The Fed's response so far has been encouraging
In an effort to halt further contagion and quell fears around risks to other banks, the U.S. Federal Reserve (Fed) released a statement on Sunday announcing an emergency lending facility to “help assure banks have the ability to meet the needs of all their depositors.” The creation of the Bank Term Funding Program will allow for loans of up to one year to banks and other eligible depository institutions, allowing them to pledge U.S Treasuries, agency debt, and mortgage-backed securities as collateral. Notably, these assets will be valued at par, reducing the need for banks to sell these securities at a loss.
At the same time, the U.S. Department of the Treasury, the Fed, and FDIC released a joint statement announcing a systemic risk exception for two of the banks, guaranteeing that all depositors at these institutions would be fully protected. The cost for this is to be funded through the Deposit Insurance Fund (DIF), a pool of money that’s funded through quarterly assessments on insured banks. Any losses to the DIF are to be replenished by a special assessment on banks, with no costs to be borne by taxpayers.
The Fed stopped short of creating a broader safety net for other regional banks—something within its power to do. This more definitive response may not ultimately be needed, but its absence will mean the market likely remains volatile in the near term.

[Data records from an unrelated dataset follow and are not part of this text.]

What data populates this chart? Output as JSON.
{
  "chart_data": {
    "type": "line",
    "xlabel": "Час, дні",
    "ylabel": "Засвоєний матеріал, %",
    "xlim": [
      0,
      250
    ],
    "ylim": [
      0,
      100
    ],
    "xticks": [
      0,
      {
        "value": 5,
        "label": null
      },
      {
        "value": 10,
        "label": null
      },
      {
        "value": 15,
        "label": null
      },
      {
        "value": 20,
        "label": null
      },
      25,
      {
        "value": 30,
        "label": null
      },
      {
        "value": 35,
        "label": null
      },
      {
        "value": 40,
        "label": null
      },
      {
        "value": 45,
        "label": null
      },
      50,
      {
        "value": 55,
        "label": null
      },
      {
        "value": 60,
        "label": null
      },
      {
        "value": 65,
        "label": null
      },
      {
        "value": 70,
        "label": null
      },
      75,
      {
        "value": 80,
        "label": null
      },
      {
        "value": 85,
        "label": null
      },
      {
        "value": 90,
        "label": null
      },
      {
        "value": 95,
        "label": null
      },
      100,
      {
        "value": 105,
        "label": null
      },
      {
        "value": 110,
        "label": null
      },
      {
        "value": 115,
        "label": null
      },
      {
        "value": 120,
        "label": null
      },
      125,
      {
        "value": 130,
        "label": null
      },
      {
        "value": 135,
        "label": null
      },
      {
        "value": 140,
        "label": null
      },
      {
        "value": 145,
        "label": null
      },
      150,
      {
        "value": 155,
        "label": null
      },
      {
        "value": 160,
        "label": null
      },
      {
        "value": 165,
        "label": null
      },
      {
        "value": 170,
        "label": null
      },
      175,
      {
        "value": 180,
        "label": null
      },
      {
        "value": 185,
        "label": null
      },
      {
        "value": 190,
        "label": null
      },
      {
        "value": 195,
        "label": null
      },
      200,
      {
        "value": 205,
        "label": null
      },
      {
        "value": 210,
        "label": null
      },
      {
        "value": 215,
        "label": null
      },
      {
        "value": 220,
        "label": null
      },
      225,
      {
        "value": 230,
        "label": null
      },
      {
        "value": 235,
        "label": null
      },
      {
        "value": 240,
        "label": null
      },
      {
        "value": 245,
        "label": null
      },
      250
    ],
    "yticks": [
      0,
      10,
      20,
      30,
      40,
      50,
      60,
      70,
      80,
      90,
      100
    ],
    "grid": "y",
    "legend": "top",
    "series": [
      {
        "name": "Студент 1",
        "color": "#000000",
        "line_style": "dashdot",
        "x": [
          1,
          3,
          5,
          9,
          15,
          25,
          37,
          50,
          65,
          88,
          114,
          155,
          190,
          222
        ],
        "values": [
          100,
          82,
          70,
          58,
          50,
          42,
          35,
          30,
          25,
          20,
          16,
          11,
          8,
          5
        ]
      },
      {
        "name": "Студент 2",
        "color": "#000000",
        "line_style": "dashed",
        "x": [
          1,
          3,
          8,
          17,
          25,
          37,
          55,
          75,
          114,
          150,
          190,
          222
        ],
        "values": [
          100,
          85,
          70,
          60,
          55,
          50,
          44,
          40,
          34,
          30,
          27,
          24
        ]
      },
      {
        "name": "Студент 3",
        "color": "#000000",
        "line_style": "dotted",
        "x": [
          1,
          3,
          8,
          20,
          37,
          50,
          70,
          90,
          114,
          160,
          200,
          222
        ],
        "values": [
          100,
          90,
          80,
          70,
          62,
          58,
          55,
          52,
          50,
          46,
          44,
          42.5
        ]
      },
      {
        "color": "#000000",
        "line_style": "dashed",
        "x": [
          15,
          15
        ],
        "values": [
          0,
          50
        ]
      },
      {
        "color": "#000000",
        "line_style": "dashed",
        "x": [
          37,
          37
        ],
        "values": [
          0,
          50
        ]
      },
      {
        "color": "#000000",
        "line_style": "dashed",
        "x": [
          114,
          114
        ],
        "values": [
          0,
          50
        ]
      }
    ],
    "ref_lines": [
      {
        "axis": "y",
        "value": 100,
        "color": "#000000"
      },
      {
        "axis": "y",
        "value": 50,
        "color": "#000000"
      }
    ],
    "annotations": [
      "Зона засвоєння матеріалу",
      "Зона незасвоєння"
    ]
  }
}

Market reaction creates risks and potential opportunities
Although these extraordinary measures show regulators’ concern around the risk of financial contagion, the efforts stopped short of guaranteeing deposits for the banking industry as a whole. In response, bank stock prices continued to be under significant pressure on Monday as investors worked to digest the rapid flow of news.
Some depositors clearly remain unsettled, which could lead to pressure on deposits with balances over $250,000 as they seek stability with banks believed to be safer; however, the steps by the Fed have provided banks with new tools to manage through today’s potential liquidity challenges.
We also feel that the volatility is creating investment opportunities for an industry that’s generally characterized by well-capitalized companies with limited delinquencies and strong balance sheets. The market action is creating dispersion among select bank stocks, with some seeing additional selling pressure and others seeing stabilization.
In our view, many of the issues faced by the now-shuttered banking entities are likely specific to these institutions due to their high concentration in industries that were facing significant funding, regulatory, or legal pressures. Some banking stocks that are coming under pressure today don’t face that same issue, having customer bases that are diversified across many industries, which reduces their liquidity risk. Additionally, we believe that most banks have assets that have benefited from higher interest rates.
Undoubtedly, deposit pricing pressure accelerated in the fourth quarter as the Fed continued to raise rates. We also expect there to be industry consolidation as some competitors are taken out of the market.
Although we can’t say for certain how long investor concerns around regional banks might persist, we believe this spate of volatility presents an opportunity to allocate toward well-capitalized institutions that have rate-hedged portfolios and a diverse deposit base. In our view, banks that can maintain a strong liquidity profile and benefit from the higher rate environment have the potential to generate a strong return on equity.